The first action is of course to fix the bug that was triggered in this incident. Secondly, we continue to work on mitigating actions around the isolation of a tenant's processing queues, detection of potential cascading events and detection of potential "over processing".

Furthermore, we are also working on providing more feedback for the developers using Enterspeed, so they can better understand the processing timings.

The performance regression bug introduced in the first version of the kill switch also bears mentioning. We deployed without performance tests had been done. We had done our code reviews, and automated and manual tests, so our confidence was high. But despite our confidence in the code, a performance regression bug was deployed.

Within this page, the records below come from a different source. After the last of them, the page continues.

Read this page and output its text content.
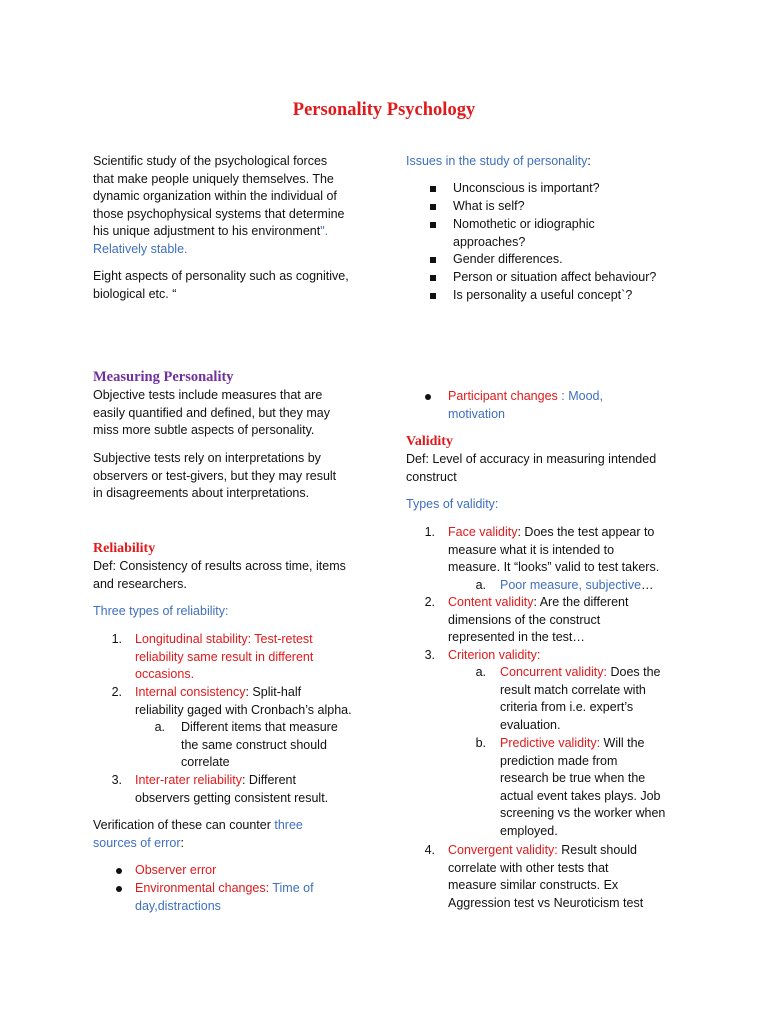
Personality Psychology

Scientific study of the psychological forces

that make people uniquely themselves. The

dynamic organization within the individual of

those psychophysical systems that determine

his unique adjustment to his environment".

Relatively stable.

Eight aspects of personality such as cognitive,

biological etc. “

Measuring Personality

Objective tests include measures that are

easily quantified and defined, but they may

miss more subtle aspects of personality.

Subjective tests rely on interpretations by

observers or test-givers, but they may result

in disagreements about interpretations.

Reliability

Def: Consistency of results across time, items

and researchers.

Three types of reliability:
1. Longitudinal stability: Test-retest

reliability same result in different

occasions.

2. Internal consistency: Split-half

reliability gaged with Cronbach’s alpha.

a. Different items that measure

the same construct should

correlate

3. Inter-rater reliability: Different

observers getting consistent result.

Verification of these can counter three

sources of error:

Observer error

Environmental changes: Time of

day,distractions

Issues in the study of personality:
Unconscious is important?
What is self?

Nomothetic or idiographic

approaches?

Gender differences.
Person or situation affect behaviour?
Is personality a useful concept`?

Participant changes : Mood,

motivation

Validity

Def: Level of accuracy in measuring intended

construct

Types of validity:
1. Face validity: Does the test appear to

measure what it is intended to

measure. It “looks” valid to test takers.

a. Poor measure, subjective…
2. Content validity: Are the different

dimensions of the construct

represented in the test…

3. Criterion validity:
a. Concurrent validity: Does the

result match correlate with

criteria from i.e. expert’s

evaluation.

b. Predictive validity: Will the

prediction made from

research be true when the

actual event takes plays. Job

screening vs the worker when

employed.

4. Convergent validity: Result should

correlate with other tests that

measure similar constructs. Ex

Aggression test vs Neuroticism test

This leads us to improve our load performance test setup. With the experience of this incident, we can conclude that setting up these tests requires too much manual work, and therefore they are done only when we work directly with performance-critical areas. This leaves too much room for regression bugs in seemingly unrelated areas.

Updated
Jan 03 at 03:34pm CET

The queue is now completely processed and we are back to normal processing times.

We are very sorry for the delays. We are still working through the data to understand what triggered this. We will post a full incident report when we know more.

Updated
Jan 03 at 03:25pm CET

We have now deployed a fix to the kill switch and are now seeing the expected performance. We expect the queue to be processed in ~10 minutes (15.35 CET).

We will update again when the processing is done.

Updated
Jan 03 at 01:44pm CET

As previously reported we have triggered our tenant "kill switch" on the specific tenant where this issue is occurring. The newly introduced kill switch is not performaning the purging as fast as we expected.

Our current estimate is for sometime between 19.00 and 20.00 CET.

We are currently working on significantly improving the performance of the kill switch.

Please remember that we are prioritising data consistency for all other tenants, we would rather live with some delays, than risk data inconsistencies.

Updated
Jan 03 at 11:26am CET

We have identified the issue and isolated the issue to a single tenant. We are now working to remove the backlogged messages for this specific tenant.

Created
Jan 03 at 09:34am CET

Our monitoring has picked up on delays in our processing layer. We are currently investigating the issue.